Rather than a complete implosion of non-digital media, we are seeing a deepening integration of TV and digital, driven by mobile adoption, into an integrated consumption experience. For proof, note the ongoing cozying up of Comcast and Netflix to each other.
To understand how to adapt to this reality, consider how you choose to structure your own experiences. You may find yourself watching Dallas Buyers Club or American Hustle. You choose to start researching information about the actors on IMDB through your mobile device. Based on what you learn, you tweet about the movie and the actor you have just researched. In other words, within seconds, you have crossed through three distinct mediums, accessing and delivering related information. Equally important, your own behaviors reflect trends that are occurring on a massive scale.

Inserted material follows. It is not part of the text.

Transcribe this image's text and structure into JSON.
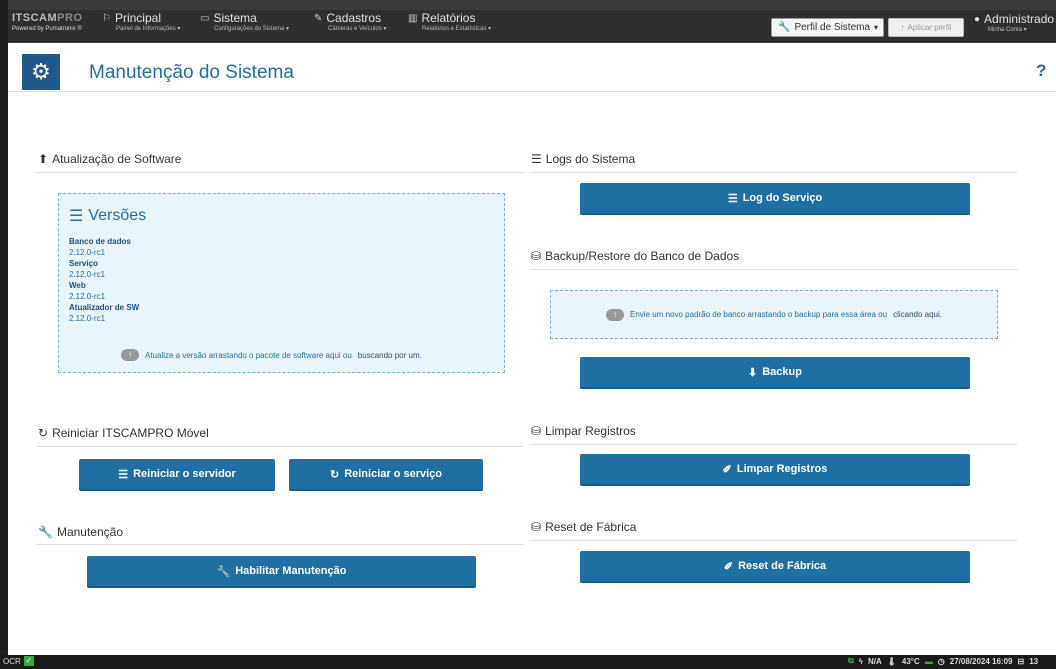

And the reality is, as print media increasingly adopts models for hyper-localizing information and adding video and visual content, we will see them re-enter this paradigm as players.
How did our industry respond to this reality for the past decade? It preached the death of every other medium in service to digital. In the process, it created a series of expectations and attitudes that don’t reflect the reality of the consumption paradigm I’ve just described. The result is a lot of organizations spending a lot of money to chase a false reality.

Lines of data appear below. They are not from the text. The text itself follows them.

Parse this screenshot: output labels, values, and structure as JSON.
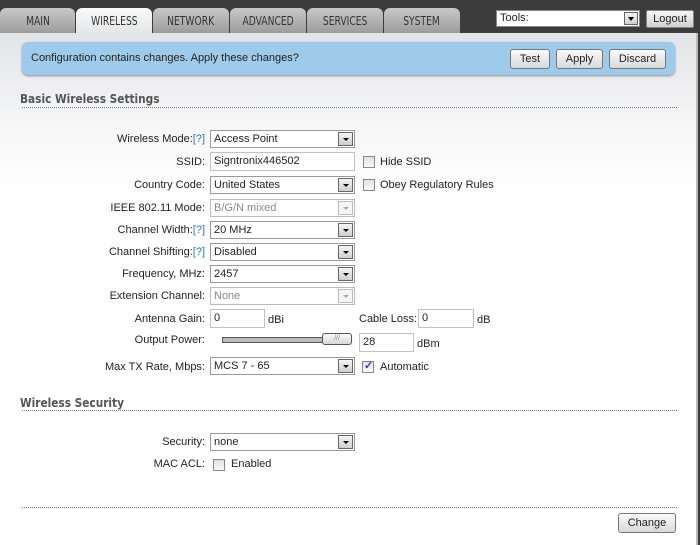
{
  "tabs": [
    {
      "label": "MAIN",
      "active": false
    },
    {
      "label": "WIRELESS",
      "active": true
    },
    {
      "label": "NETWORK",
      "active": false
    },
    {
      "label": "ADVANCED",
      "active": false
    },
    {
      "label": "SERVICES",
      "active": false
    },
    {
      "label": "SYSTEM",
      "active": false
    }
  ],
  "header": {
    "tools_value": "Tools:",
    "logout_label": "Logout"
  },
  "notice": {
    "message": "Configuration contains changes. Apply these changes?",
    "test_label": "Test",
    "apply_label": "Apply",
    "discard_label": "Discard"
  },
  "basic": {
    "title": "Basic Wireless Settings",
    "help": "[?]",
    "wireless_mode": {
      "label": "Wireless Mode:",
      "value": "Access Point"
    },
    "ssid": {
      "label": "SSID:",
      "value": "Signtronix446502",
      "hide_label": "Hide SSID",
      "hide_checked": false
    },
    "country": {
      "label": "Country Code:",
      "value": "United States",
      "obey_label": "Obey Regulatory Rules",
      "obey_checked": false
    },
    "ieee_mode": {
      "label": "IEEE 802.11 Mode:",
      "value": "B/G/N mixed",
      "disabled": true
    },
    "channel_width": {
      "label": "Channel Width:",
      "value": "20 MHz"
    },
    "channel_shifting": {
      "label": "Channel Shifting:",
      "value": "Disabled"
    },
    "frequency": {
      "label": "Frequency, MHz:",
      "value": "2457"
    },
    "extension_channel": {
      "label": "Extension Channel:",
      "value": "None",
      "disabled": true
    },
    "antenna_gain": {
      "label": "Antenna Gain:",
      "value": "0",
      "unit": "dBi"
    },
    "cable_loss": {
      "label": "Cable Loss:",
      "value": "0",
      "unit": "dB"
    },
    "output_power": {
      "label": "Output Power:",
      "value": "28",
      "unit": "dBm",
      "slider_fraction": 1.0,
      "thumb_glyph": "///"
    },
    "max_tx_rate": {
      "label": "Max TX Rate, Mbps:",
      "value": "MCS 7 - 65",
      "auto_label": "Automatic",
      "auto_checked": true
    }
  },
  "security": {
    "title": "Wireless Security",
    "security": {
      "label": "Security:",
      "value": "none"
    },
    "mac_acl": {
      "label": "MAC ACL:",
      "enabled_label": "Enabled",
      "checked": false
    }
  },
  "footer": {
    "change_label": "Change"
  }
}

The good news is, even as the industry set these dynamics in play, we never lost sight of the most important discipline – good storytelling. Because however different the channels may or may not be today, what remains in common from 30 years ago is the need for good stories to fill the pipe. The difference is, the stories now need to be told in short bursts and a highly visual manner that reflects the shorter attention spans inherent to audiences who choose to be bombarded via multiple media simultaneously. In other words, the manner of expression needs to align closely with the psychology of consumption. Otherwise, regardless of whether we’re using print, broadcast, or digital, we’re simply wasting time and money.

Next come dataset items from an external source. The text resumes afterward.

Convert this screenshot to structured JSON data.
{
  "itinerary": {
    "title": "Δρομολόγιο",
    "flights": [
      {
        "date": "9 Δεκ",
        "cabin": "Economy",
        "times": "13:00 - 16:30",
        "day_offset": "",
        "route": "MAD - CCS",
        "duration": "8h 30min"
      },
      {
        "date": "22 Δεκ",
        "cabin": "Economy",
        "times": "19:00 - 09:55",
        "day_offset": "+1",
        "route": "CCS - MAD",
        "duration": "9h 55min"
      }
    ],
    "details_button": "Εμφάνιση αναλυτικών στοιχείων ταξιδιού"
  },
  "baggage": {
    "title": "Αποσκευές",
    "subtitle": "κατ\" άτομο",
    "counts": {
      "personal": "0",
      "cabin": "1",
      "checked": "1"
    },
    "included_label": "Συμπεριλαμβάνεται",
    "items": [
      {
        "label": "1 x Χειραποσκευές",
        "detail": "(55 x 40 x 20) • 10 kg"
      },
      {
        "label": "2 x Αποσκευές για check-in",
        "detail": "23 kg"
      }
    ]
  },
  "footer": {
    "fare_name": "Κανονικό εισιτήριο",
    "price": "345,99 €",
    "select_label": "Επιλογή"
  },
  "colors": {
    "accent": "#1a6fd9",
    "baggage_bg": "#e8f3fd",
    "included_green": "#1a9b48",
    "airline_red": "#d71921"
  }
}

The trick is to develop a story that can play equally well via all media, which is why visual and short bursts are essential. The other area that needs to be tackled is the deepening integration of paid and earned content. As consumers of information discern less and less between the two, it is essential to be able to offer both kinds of content. Purists from either side of the equation are risking relegating themselves to a future career pouring coffee – not that there’s anything wrong with that – if they don’t acknowledge this reality immediately.
A colleague called me this week to talk about his experiences at South by Southwest. He was thrilled that a keynote session focused on the topic of consumption and expression and praised our foresight in forming a combined business unit nearly a year ago that reflects this emerging reality. I was a bit more sanguine as I took into consideration the fact that it took our industry this long to acknowledge the obvious – that a deeply integrated model for expression and content is essential to our very futures.
While we won’t stop looking for the next trend – we must if we are to lead – what is more essential is that we acknowledge good discipline in our craft and, as an industry, embrace it.